Enfrentar o racismo, seja onde e como for, dá trabalho. Que tal então patrulhar a linguagem alheia, fingir que isso é luta antirracista e receber muitos likes? Assim surgiram nossos guerreiros do parque de areia antialérgica. O heroísmo deles depende da continuidade eterna do racismo e da Etimologia Freestyle, ramo da ciência que inventa origens e significados para palavras com o objetivo de esculhambar outras pessoas.
Certamente, você já deve ter visto a mudança de palavras que, segundo os autointitulados Justiceiros Sociais Antirracistas, têm origem no escravagismo negro e na segregação racial. É o terraplanismo do bem. Não dá para inventar origem de palavra, como temos visto se fazer, apenas para lacrar humilhando publicamente quem as usa.
O método é muito importante para a consolidação do grupo autoritário. No grupo, todos vivem pisando em ovos. Qualquer coisa que você disser pode ser apontada como racista por alguém muito mais Justiceiro Social Antirracista que você. E o objetivo do grupo é isso mesmo, inventar argumentos que justifiquem por que algumas pessoas são mais puras ou iluminadas que as outras.
A Etimologia Freestyle é uma das principais ferramentas do Justiceiro Social do Parque de Areia Antialérgica para fingir que é intelectual ou antirracista. Ao inventar significados que não existem para uma expressão ou palavra, é possível dar impressão de que combate racismo. Melhor ainda, se a Etimologia Freestyle for usada chamar outra pessoa de racista, teremos um herói. Vários sonsos surgirão para "educar" a pessoa injustamente acusada e fazê-la "acordar" para o racismo estrutural. É o autoritarismo do bem.
Tempos atrás, num grupo de senhoras que compõem a fina flor da sociedade frívola desta pátria de chuteiras, presenciei uma polêmica racial.

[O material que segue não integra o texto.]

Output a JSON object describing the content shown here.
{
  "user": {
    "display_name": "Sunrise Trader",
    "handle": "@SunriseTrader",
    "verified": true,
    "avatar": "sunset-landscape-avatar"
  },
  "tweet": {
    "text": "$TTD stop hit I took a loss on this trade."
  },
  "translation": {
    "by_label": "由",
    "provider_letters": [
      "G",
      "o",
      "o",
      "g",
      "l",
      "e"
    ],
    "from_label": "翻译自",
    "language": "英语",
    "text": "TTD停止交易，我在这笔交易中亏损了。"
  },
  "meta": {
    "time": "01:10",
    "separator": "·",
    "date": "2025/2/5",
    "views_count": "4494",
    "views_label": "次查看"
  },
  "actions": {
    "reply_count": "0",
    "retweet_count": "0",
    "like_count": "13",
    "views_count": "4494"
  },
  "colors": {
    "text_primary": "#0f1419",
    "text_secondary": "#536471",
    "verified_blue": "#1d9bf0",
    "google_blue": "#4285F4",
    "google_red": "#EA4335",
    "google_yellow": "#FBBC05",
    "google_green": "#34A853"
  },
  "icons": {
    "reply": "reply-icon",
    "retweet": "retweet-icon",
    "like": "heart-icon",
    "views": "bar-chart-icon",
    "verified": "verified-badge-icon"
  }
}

Obviamente faço parte deste grupo e de vários outros dedicados à superficialidade. Eu realmente gosto dessas bobagens mas, se pegar mal entre meus colegas inteligentinhos, sempre posso dizer que trata-se de uma experiência sociológica.
Voltemos à polêmica. Quando alguém apresentou algo de cair o queixo - não me lembro se era um jogo novo de sousplat, porta-guardanapos artesanais ou os guardanapos bordados em si -, uma das nossas amigas disse ter "inveja branca". É o mesmo termo usado no Big Brother esses dias, Ah, Brasil, não demorou dois segundos até que uma outra amiga, Justiceira Social de Parque de Areia Antialérgica, viesse denunciar o racismo estrutural.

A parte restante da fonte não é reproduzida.